Sarah Jean-Marie  BSc (Hons) RD PgDip
Senior Children's Centre Dietitian
Children's Centre at Tyssen
Barts and the London NHS Trust

Recent reports have suggested that rickets, previously considered to be a rare disease, is on the increase in the UK due to lack of exposure to sunlight. This article looks at the role of vitamin D in healthy development and how rickets can be avoided

Vitamin D plays an essential role in the formation of strong bones in growing babies and young children by aiding in the absorption of calcium and phosphorus, which become an integral part of the bone matrix.

Vitamin D can be synthesised by the skin when it is exposed to sunlight (ultraviolet B rays) between April to September and about 90% of the body's vitamin D is derived from sunlight. Around 15 to 30 minutes of exposing the arms, hands and face to sunshine between 10am-3pm three times a week can help most people produce sufficient vitamin D; however, some people require more.

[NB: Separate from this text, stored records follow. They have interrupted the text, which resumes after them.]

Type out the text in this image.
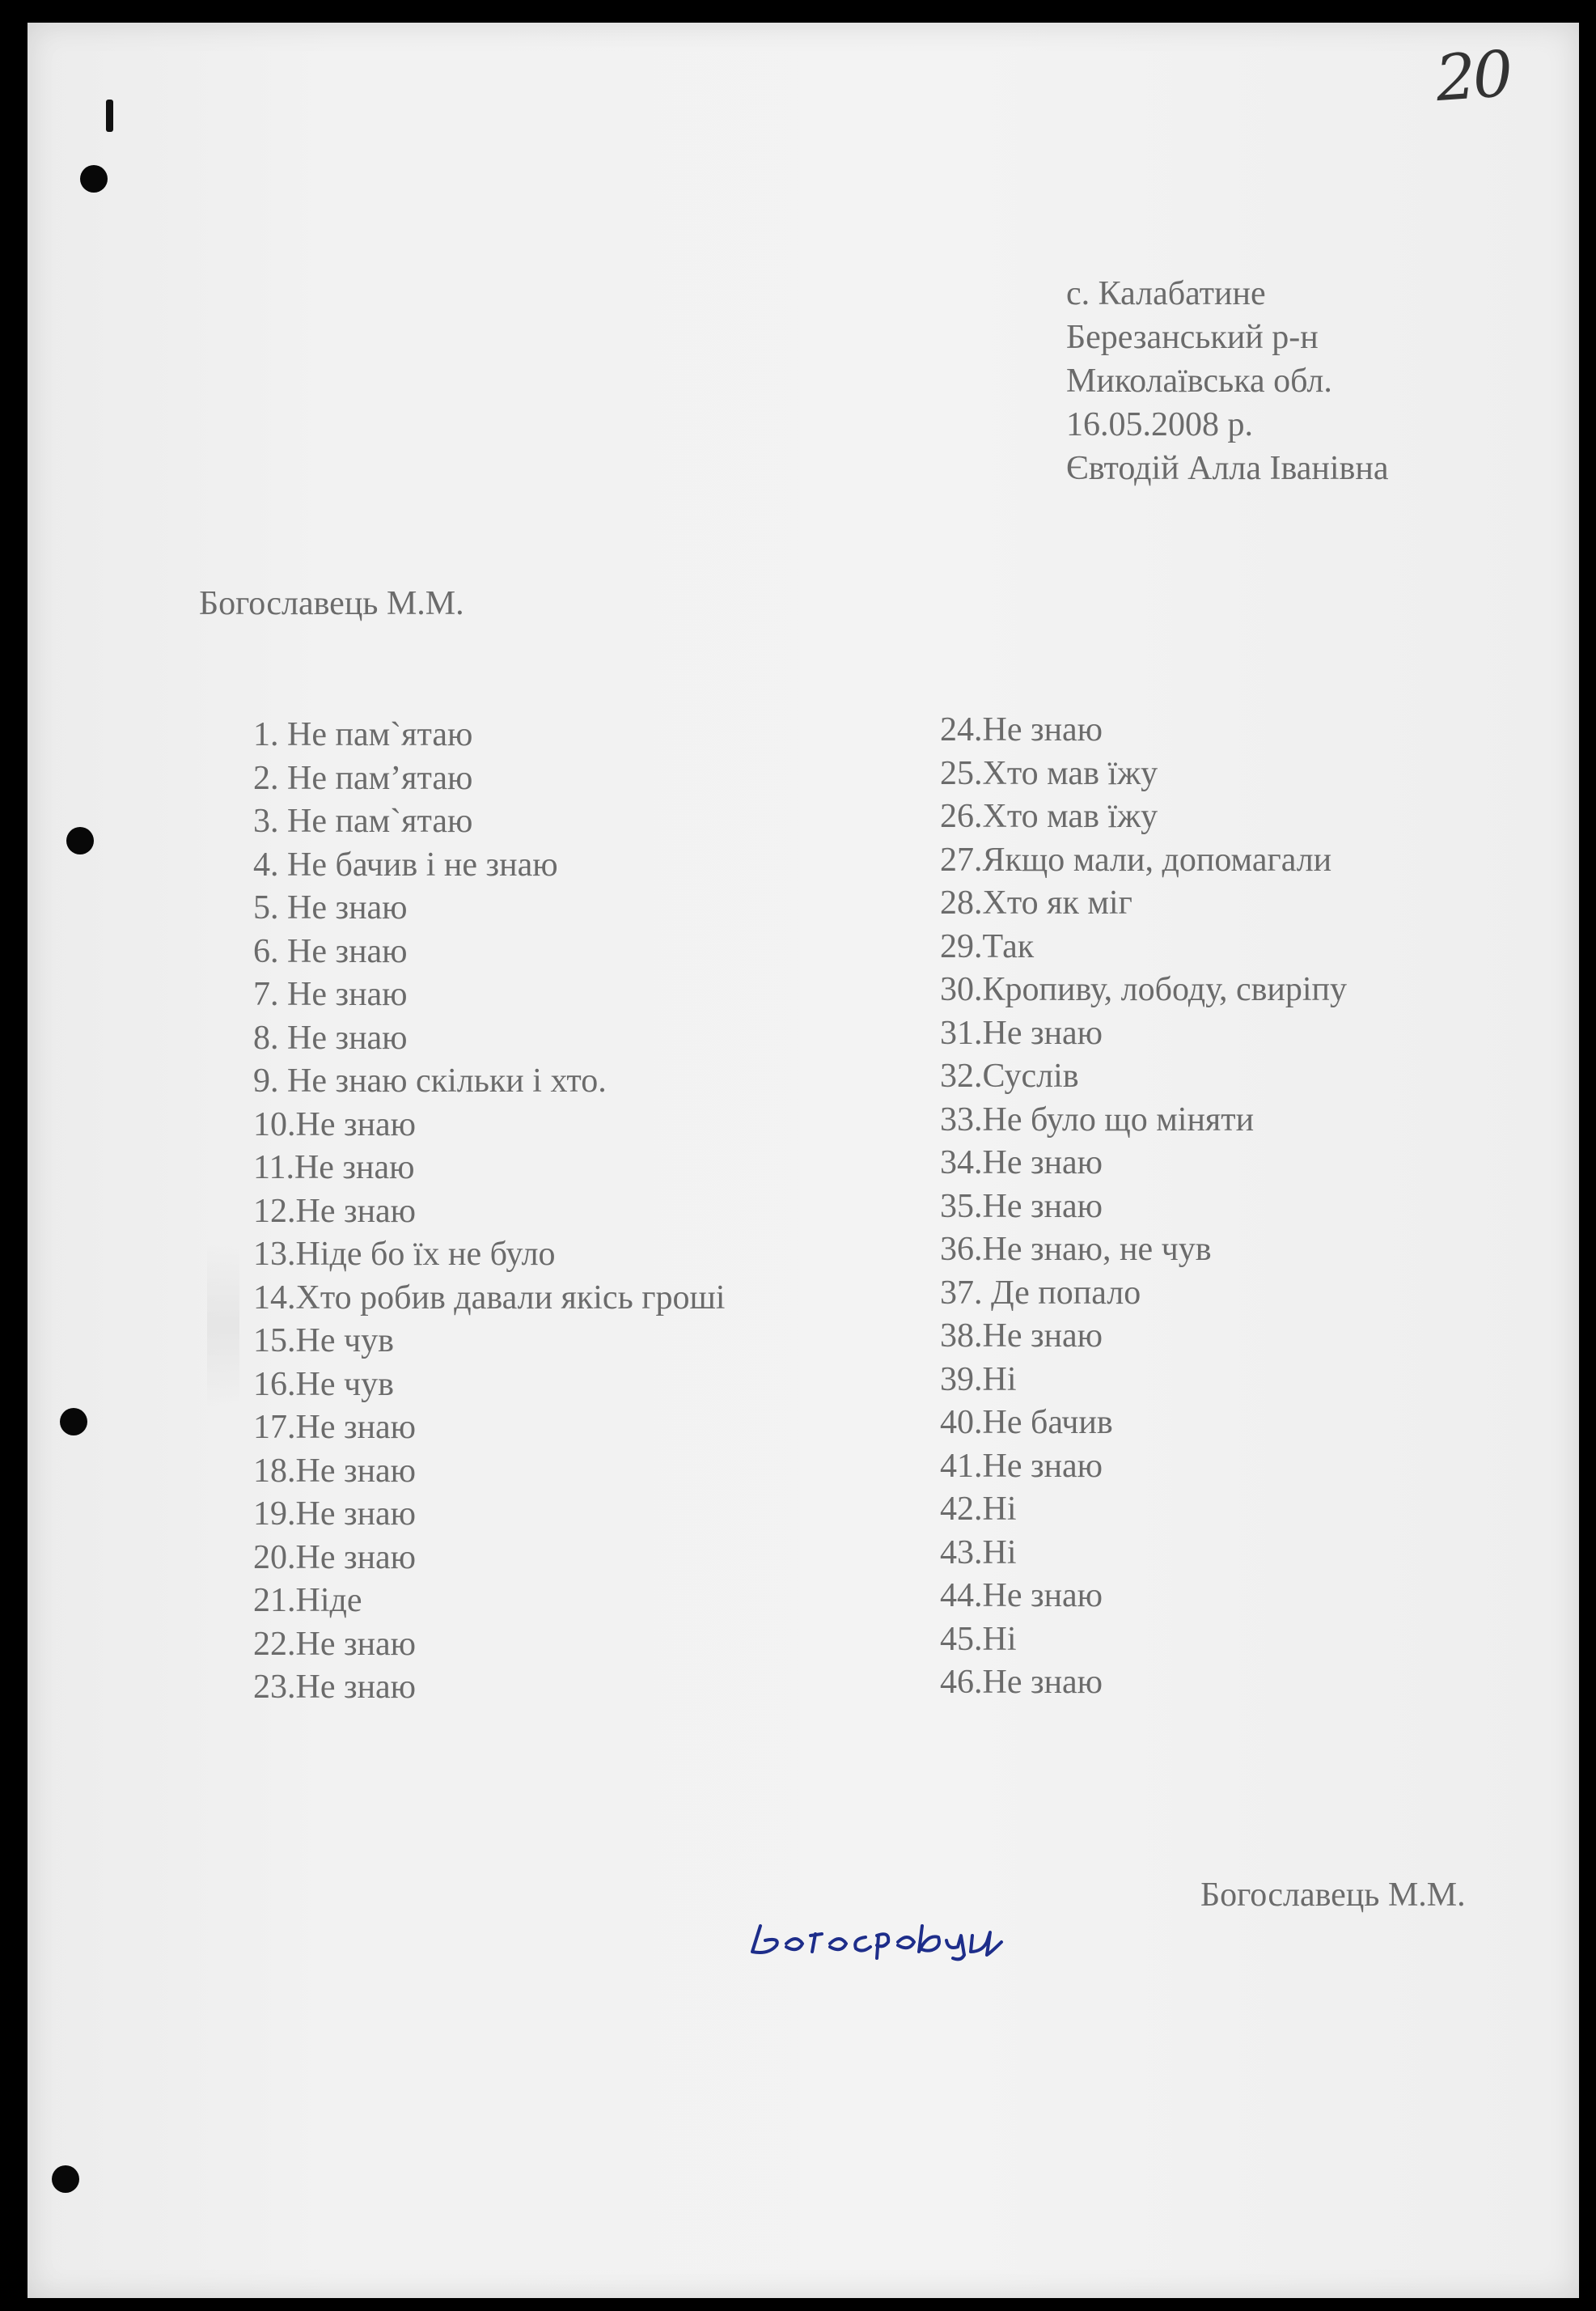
20
с. Калабатине
Березанський р-н
Миколаївська обл.
16.05.2008 р.
Євтодій Алла Іванівна
Богославець М.М.
1. Не пам`ятаю
2. Не пам’ятаю
3. Не пам`ятаю
4. Не бачив і не знаю
5. Не знаю
6. Не знаю
7. Не знаю
8. Не знаю
9. Не знаю скільки і хто.
10.Не знаю
11.Не знаю
12.Не знаю
13.Ніде бо їх не було
14.Хто робив давали якісь гроші
15.Не чув
16.Не чув
17.Не знаю
18.Не знаю
19.Не знаю
20.Не знаю
21.Ніде
22.Не знаю
23.Не знаю
24.Не знаю
25.Хто мав їжу
26.Хто мав їжу
27.Якщо мали, допомагали
28.Хто як міг
29.Так
30.Кропиву, лободу, свиріпу
31.Не знаю
32.Суслів
33.Не було що міняти
34.Не знаю
35.Не знаю
36.Не знаю, не чув
37. Де попало
38.Не знаю
39.Ні
40.Не бачив
41.Не знаю
42.Ні
43.Ні
44.Не знаю
45.Ні
46.Не знаю
Богославець М.М.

In the UK it is not possible to synthesise vitamin D in the winter months, between mid-October and the beginning of April, as there are no suitable ultraviolet B rays.1

Vitamin D in the diet
A limited amount of vitamin D can be obtained from the diet, from oily fish such as salmon, mackerel and tuna, as well as liver, meat and egg yolk. It is also found in fortified foods such as margarine, some breakfast cereals and some yoghurt. The average diet provides 2-4 µg of vitamin D and it is extremely difficult to obtain adequate amounts from the diet alone.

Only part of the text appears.